他们笑得欢快,却没人在意时方昀几乎翻到天上的白眼。
——他不是时白,真的吃不动了!
但张将军哪里会管那么多?视线从头到尾都紧紧地盯着时方昀的一举一动。眼看着时方昀往嘴里塞肉粥的动作慢下来了,他重新拿出锅铲,在桌子上敲了敲,语气格外严厉,“怎么又慢下来了?快给老子吃!瞅瞅你那麻杆腰,对得起老子这十年来的良苦用心吗?”

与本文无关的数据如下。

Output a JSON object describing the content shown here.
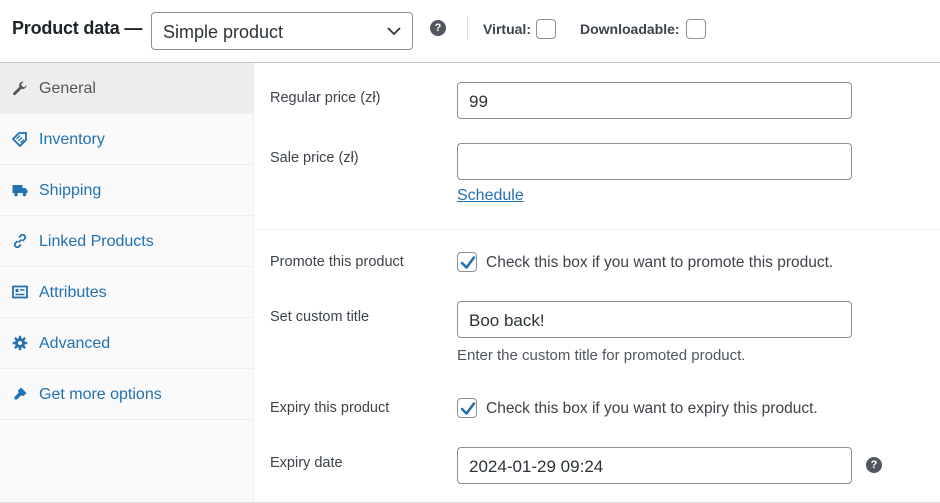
{
  "header": {
    "title": "Product data —",
    "product_type": "Simple product",
    "help_icon": "question-circle-icon",
    "virtual_label": "Virtual:",
    "virtual_checked": false,
    "downloadable_label": "Downloadable:",
    "downloadable_checked": false
  },
  "sidebar": {
    "items": [
      {
        "label": "General",
        "icon": "wrench-icon",
        "active": true
      },
      {
        "label": "Inventory",
        "icon": "tag-icon",
        "active": false
      },
      {
        "label": "Shipping",
        "icon": "truck-icon",
        "active": false
      },
      {
        "label": "Linked Products",
        "icon": "link-icon",
        "active": false
      },
      {
        "label": "Attributes",
        "icon": "list-card-icon",
        "active": false
      },
      {
        "label": "Advanced",
        "icon": "gear-icon",
        "active": false
      },
      {
        "label": "Get more options",
        "icon": "plugin-icon",
        "active": false
      }
    ]
  },
  "general": {
    "regular_price_label": "Regular price (zł)",
    "regular_price_value": "99",
    "sale_price_label": "Sale price (zł)",
    "sale_price_value": "",
    "schedule_link": "Schedule",
    "promote_label": "Promote this product",
    "promote_checked": true,
    "promote_text": "Check this box if you want to promote this product.",
    "custom_title_label": "Set custom title",
    "custom_title_value": "Boo back!",
    "custom_title_desc": "Enter the custom title for promoted product.",
    "expiry_label": "Expiry this product",
    "expiry_checked": true,
    "expiry_text": "Check this box if you want to expiry this product.",
    "expiry_date_label": "Expiry date",
    "expiry_date_value": "2024-01-29 09:24"
  },
  "colors": {
    "accent": "#2271b1",
    "text": "#3c434a",
    "border": "#8c8f94"
  }
}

“你那是猫嘴吗?一口就吃那几粒米?在这军营里,老子喂的只有老虎,不是猫!给老子大口吃!”
时方昀:“……”
他承认自己这两天是瘦了一点点,但绝对没有张叔说得那么夸张!赶忙又往嘴里送了两大勺,努力把嘴里的肉粥咽下去后,他道:“张叔教训的是,我一定会吃完的。不过、我也可以边吃边聊的,不耽误……”

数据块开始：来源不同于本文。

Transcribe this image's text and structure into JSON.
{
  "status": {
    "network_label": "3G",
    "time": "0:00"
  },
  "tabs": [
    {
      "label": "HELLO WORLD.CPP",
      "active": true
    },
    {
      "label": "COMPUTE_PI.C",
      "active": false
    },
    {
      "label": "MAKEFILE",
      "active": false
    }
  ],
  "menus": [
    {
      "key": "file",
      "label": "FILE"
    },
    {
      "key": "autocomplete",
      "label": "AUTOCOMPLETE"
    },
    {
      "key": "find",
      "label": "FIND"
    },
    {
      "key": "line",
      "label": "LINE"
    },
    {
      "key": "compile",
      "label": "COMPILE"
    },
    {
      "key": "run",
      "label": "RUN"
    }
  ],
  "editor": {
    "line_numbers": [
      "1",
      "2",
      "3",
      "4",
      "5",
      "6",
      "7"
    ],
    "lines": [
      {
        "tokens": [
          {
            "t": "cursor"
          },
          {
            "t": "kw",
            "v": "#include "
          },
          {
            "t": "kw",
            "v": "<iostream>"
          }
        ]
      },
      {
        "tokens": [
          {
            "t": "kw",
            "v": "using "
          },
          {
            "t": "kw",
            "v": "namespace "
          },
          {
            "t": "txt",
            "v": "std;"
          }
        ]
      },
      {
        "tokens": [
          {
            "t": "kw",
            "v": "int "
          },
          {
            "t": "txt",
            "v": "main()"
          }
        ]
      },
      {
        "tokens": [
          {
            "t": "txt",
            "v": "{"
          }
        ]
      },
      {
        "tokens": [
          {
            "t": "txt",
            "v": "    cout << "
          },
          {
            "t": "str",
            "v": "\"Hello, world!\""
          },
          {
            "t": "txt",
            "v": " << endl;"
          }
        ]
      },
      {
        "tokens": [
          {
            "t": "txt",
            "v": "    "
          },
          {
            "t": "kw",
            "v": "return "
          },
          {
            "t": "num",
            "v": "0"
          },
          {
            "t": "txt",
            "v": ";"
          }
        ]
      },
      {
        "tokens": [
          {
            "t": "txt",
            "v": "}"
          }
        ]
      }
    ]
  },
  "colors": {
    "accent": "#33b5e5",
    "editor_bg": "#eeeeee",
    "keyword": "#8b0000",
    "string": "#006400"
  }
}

发觉张叔投来怀疑的视线,他忙笑呵呵地转移话题:“这十年间关于京中的一些事,我回来时就该知道的,没成想被拖了脚,今日才抽出时间来,诸位在京中待的时间长,可否给我说来听听?”
在座的除了军师和一同回来的两位军中老将外,将军府的一半门客都来了。几人互相看了看,最后不约而同地将目光落在了留着山羊胡的中年人身上。
李期在门客中属于较为年长的,平日里为人和善,时常出没于各种宴会,社交广泛,由他来说,再好不过。
见众人视线看来,李期捋了捋自己的山羊胡,稍作思索后,笑着说:“赵贤弟是朝中人,按理来说他对朝中局势最为了解,只可惜他今日公务繁忙,来不了了,那就……由我来说说。”
“小将军与太后娘娘颇为亲近,自然也知道,在陛下之前执掌朝政的是太后娘娘。只是自陛下登基后,太后娘娘并未完全放权。那小将军可知道,太后娘娘是何时开始彻底不理朝政的?”
时方昀举着勺子想了想,年幼时的记忆里,好像从未见过太后执掌号令的模样。
“这一点我的确不知,但陛下登基至今已近三十年,太后娘娘想必早就交出了权利……”
“非也。”李期敛了表情,摇头道:“是七年前。大兖小皇子被俘,北境面临失守风险,消息传回皇城的那日,黄金殿大门紧闭。那日夜后,太后娘娘手中便再无实权。至于黄金殿中发生了什么,至今为止,除了陛下和太后娘娘,还有那暗棘的首领,便再无人知晓。”
时方昀眉梢抖了抖,实在没想到,他记忆中那个温婉贤德的太后,竟在皇位有人期间,还握了那么久的权。听李期所述,最后这权利的移交,恐怕还是被迫的。
当然,更让他没想到的是,凤黯竟然也参与了其中……
李期继续道:“七年前的那一事中,影响的也不仅仅是太后,甚至可以说…自那日之后,整个皇城都变了天。”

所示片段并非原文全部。